Political pundit Molly Jong-Fast is the daughter of author Erica Jong and the granddaughter of historian Howard Fast. She is married to professor Matthew Greenfield. Their son is named Max Jongfast-Greenfield.

Increase Clapp. Saw it on a gravestone.

One I just recently learned: Thurgood Marshall’s original name was Thoroughgood Marshall.

I’m all for hyphenated names, but they can get out of hand pretty quick.

Which reminds me of the town of Saint-Louis-du-Ha! Ha! in Quebec. :slight_smile:

Then there’s the famous mathematician, Bernard B Mandelbrot. His middle initial (he claimed) stood for “Bernard B Mandelbrot.”

That’s hilarious. Really.

On the other hand, he used the name Benoit B. Mandelbrot. But maybe he was born Bernard and changed it to Benoit when he was growing up in France. Doesn’t change the story though.

:smack:

In high school football, I had 4 teammates last names which became our rallying cry for the year(s). Because no administrator could really get us in trouble for just using our teammates’ names in our cheer. They were chanted as “the law office of:
Young
Stiff
Cox
& Bush”

I will omit their first names to prevent that meme from continuing to plague them in adulthood.

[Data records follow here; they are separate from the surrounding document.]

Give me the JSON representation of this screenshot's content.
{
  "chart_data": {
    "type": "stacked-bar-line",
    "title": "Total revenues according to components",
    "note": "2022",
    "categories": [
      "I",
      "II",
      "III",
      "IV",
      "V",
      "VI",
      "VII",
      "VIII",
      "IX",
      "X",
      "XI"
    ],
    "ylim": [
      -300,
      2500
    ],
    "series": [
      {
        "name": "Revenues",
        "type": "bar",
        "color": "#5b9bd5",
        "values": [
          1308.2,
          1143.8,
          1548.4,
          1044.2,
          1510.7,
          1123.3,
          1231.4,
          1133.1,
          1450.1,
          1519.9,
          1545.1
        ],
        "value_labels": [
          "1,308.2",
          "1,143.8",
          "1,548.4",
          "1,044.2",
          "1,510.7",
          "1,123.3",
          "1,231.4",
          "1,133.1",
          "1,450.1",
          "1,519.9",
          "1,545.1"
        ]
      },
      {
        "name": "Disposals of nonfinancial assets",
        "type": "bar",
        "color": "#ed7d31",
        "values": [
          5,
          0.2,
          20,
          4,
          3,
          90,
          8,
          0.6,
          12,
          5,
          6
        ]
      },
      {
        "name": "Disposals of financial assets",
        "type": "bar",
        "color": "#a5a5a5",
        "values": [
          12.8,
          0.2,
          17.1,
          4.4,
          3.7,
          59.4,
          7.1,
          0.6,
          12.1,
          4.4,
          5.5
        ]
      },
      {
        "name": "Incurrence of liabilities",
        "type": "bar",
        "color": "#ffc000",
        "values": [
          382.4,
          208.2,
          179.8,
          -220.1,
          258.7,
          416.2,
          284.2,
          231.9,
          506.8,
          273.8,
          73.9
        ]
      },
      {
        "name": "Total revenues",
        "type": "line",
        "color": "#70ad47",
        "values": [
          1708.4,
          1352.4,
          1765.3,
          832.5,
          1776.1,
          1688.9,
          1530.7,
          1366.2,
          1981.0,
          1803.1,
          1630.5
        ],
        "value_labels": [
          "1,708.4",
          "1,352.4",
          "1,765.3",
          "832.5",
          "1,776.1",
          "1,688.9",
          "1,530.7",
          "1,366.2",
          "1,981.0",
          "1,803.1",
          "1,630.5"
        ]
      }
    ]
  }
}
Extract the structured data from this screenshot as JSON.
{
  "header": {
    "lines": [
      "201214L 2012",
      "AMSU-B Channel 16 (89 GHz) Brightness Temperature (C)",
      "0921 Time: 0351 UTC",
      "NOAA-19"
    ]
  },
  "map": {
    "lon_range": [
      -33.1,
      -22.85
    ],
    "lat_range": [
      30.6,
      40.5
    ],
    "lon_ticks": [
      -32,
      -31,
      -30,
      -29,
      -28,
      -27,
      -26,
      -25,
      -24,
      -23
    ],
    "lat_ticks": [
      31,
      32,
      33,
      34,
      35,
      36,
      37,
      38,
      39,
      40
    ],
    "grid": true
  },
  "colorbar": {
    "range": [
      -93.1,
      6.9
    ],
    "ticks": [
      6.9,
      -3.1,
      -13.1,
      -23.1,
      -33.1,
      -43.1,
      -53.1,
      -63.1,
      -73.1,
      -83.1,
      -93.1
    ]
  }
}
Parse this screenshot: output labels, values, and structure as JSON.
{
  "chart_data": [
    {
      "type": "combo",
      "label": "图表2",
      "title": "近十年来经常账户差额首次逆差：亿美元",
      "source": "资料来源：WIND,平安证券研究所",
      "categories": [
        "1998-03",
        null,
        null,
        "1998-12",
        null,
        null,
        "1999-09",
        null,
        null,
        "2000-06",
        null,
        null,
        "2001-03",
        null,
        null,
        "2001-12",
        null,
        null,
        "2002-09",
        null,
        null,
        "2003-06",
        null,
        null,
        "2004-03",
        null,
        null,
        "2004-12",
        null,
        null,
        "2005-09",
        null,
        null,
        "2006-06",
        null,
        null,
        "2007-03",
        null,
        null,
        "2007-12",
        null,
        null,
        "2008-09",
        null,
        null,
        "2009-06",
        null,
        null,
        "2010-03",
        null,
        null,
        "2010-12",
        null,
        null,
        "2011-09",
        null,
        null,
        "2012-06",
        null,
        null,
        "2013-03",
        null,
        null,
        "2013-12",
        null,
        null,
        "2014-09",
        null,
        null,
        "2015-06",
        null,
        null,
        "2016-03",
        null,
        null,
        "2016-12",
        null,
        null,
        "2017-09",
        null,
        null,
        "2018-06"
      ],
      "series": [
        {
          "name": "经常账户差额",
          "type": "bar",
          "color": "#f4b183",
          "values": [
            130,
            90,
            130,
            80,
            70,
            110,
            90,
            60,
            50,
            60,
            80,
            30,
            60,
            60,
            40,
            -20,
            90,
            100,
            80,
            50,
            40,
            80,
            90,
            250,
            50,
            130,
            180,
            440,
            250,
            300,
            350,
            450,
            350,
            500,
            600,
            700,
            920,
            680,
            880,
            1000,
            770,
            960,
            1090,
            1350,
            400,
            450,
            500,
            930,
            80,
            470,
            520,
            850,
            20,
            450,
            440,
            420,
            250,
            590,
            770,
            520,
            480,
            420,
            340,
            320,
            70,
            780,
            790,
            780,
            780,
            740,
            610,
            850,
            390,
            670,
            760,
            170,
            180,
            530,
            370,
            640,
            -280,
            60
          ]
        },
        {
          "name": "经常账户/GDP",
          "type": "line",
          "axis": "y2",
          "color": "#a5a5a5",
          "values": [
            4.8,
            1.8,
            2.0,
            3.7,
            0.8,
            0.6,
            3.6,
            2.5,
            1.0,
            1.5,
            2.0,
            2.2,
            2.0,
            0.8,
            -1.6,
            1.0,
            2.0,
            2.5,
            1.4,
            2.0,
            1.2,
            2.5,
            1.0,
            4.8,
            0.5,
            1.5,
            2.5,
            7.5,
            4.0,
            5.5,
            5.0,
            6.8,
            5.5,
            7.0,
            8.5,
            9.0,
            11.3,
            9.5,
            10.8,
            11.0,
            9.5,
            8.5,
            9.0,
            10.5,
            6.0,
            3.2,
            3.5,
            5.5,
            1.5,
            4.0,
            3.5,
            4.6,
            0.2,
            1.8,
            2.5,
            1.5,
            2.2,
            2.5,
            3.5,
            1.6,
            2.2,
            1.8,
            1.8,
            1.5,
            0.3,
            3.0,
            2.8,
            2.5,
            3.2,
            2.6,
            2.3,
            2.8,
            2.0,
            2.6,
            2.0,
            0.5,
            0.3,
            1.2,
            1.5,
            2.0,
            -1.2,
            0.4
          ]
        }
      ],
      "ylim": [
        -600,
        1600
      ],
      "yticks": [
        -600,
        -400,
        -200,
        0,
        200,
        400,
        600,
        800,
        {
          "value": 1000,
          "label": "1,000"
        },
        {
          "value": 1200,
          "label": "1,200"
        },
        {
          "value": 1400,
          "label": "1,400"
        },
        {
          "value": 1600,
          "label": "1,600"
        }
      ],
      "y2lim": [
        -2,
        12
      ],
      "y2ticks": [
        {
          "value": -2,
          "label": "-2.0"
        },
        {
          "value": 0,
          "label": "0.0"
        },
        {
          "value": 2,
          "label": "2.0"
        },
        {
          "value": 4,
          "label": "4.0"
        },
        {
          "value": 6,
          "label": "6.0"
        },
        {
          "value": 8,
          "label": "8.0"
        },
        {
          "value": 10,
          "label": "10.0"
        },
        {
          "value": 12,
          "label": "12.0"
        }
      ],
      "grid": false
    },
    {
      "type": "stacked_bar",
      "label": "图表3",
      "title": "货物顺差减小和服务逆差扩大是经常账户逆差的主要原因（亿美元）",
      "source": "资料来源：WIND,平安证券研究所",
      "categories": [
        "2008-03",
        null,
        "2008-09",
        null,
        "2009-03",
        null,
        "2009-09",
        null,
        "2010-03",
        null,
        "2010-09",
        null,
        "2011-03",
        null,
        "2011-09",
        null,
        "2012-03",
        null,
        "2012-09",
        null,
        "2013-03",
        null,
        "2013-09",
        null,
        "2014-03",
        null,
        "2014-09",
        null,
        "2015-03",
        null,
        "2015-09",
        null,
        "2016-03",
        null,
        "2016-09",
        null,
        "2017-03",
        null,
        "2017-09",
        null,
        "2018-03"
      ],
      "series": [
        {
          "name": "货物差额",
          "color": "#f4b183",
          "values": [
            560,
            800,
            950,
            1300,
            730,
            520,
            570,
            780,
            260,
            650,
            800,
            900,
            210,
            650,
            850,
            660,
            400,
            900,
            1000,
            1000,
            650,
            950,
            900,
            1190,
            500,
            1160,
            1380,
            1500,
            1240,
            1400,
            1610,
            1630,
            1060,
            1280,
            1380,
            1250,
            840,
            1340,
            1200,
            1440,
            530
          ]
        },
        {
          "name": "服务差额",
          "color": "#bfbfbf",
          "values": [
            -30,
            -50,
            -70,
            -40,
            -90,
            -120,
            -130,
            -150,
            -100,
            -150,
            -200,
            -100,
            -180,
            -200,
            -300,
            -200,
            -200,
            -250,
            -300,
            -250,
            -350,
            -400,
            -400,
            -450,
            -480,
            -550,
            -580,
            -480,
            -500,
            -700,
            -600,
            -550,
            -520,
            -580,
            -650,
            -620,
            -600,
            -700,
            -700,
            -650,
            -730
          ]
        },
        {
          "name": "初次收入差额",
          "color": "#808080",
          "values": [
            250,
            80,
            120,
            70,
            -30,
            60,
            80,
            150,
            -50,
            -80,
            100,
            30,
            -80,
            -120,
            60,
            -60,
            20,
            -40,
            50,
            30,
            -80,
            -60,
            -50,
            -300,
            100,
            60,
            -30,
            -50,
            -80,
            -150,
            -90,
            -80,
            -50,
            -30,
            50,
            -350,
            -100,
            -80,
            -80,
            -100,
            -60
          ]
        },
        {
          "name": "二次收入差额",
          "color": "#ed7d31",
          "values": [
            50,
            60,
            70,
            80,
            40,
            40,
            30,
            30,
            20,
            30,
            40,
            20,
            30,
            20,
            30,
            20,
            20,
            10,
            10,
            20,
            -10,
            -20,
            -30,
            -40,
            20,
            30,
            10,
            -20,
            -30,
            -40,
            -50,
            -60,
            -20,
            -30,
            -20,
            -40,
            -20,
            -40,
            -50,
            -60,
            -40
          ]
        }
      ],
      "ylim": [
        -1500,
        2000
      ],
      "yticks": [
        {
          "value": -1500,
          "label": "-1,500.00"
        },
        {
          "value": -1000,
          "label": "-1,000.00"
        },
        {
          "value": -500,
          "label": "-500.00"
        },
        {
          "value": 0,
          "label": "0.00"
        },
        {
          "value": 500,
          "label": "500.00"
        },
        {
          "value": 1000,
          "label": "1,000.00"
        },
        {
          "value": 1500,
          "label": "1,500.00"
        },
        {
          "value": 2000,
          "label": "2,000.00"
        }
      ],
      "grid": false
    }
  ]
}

I once knew a guy, Laotian I think, named Phuc.

If I have failed to mention the famous Johns Hopkins pathologist Arthur Purdy Stout in this thread, I apologize for the omission.

Myrtle Scrupnuck (Someone from my wife’s side of the family)

I. Quentin Duck (Sounds like someone taking an oath)

Clarence P. Gnau (The last name is pronounced “now”)

I just remembered former U.S. Supreme Court Justice Felix Frankfurter, whose name does sound like a cartoon character. Then, while skimming Frankfurter’s Wikipedia article, I discovered another awesome name: judge and legal scholar Learned Hand.

That’s a Vietnamese name.

A few of my relatives’ relatives, as recorded on Ancestry.com:

Lumina Liberty
Experience Paine (born c. 1700, when Puritan names were in vogue. Her sisters included Temperance and Reliance).
My favorite, though, is probably Florence Bowling, who married a Mr. Ball.

I worked with a guy whose first name was “M2”. I’m not sure if that was his real legal name or just an affectation.

If she lived today, it would be a given that she would become a dominatrix.

My ex wife knew a Candy Dish when she was growing up, and her mother (my mother in law) worked with a woman named Spring Greene, though she married into that surname.

My parents’ social circle has always largely consisted of the people with whom they play bridge. When we moved to Wisconsin in the mid '70s, they joined a bridge club there; one of the other couples in the group had the last name Buob (pronounced “boob”) – that was hilarious enough of a name to a 10 year old like me. But, then, I learned that Mrs. Buob’s maiden name was “Chickie,” and I wished that she had hyphenated her name when she had married Mr. Buob, because “Chickie-Buob” would have been an incredible name.

Another couple in that same bridge club had the last name “Wahl” (pronounced “Wall”), and they had a son, Brick Wahl. :stuck_out_tongue:

Very late reply, but I apparently missed this thread the first time around.

“Edie” (/ˈiːdi/ or /ˈiːdɪ/) and “eating” (/iːdiŋ/ or /iːdɪŋ/) differ by only the /ŋ/ sound in many (or even most) American dialects, and that final consonant often gets deemphasized (reduced in volume) or even completely elided in fast speech.

I admit it took me a minute, as I initially read it as Eddie (/ˈɛ.di/ or /ˈɛ.dɪ/) instead of Edie.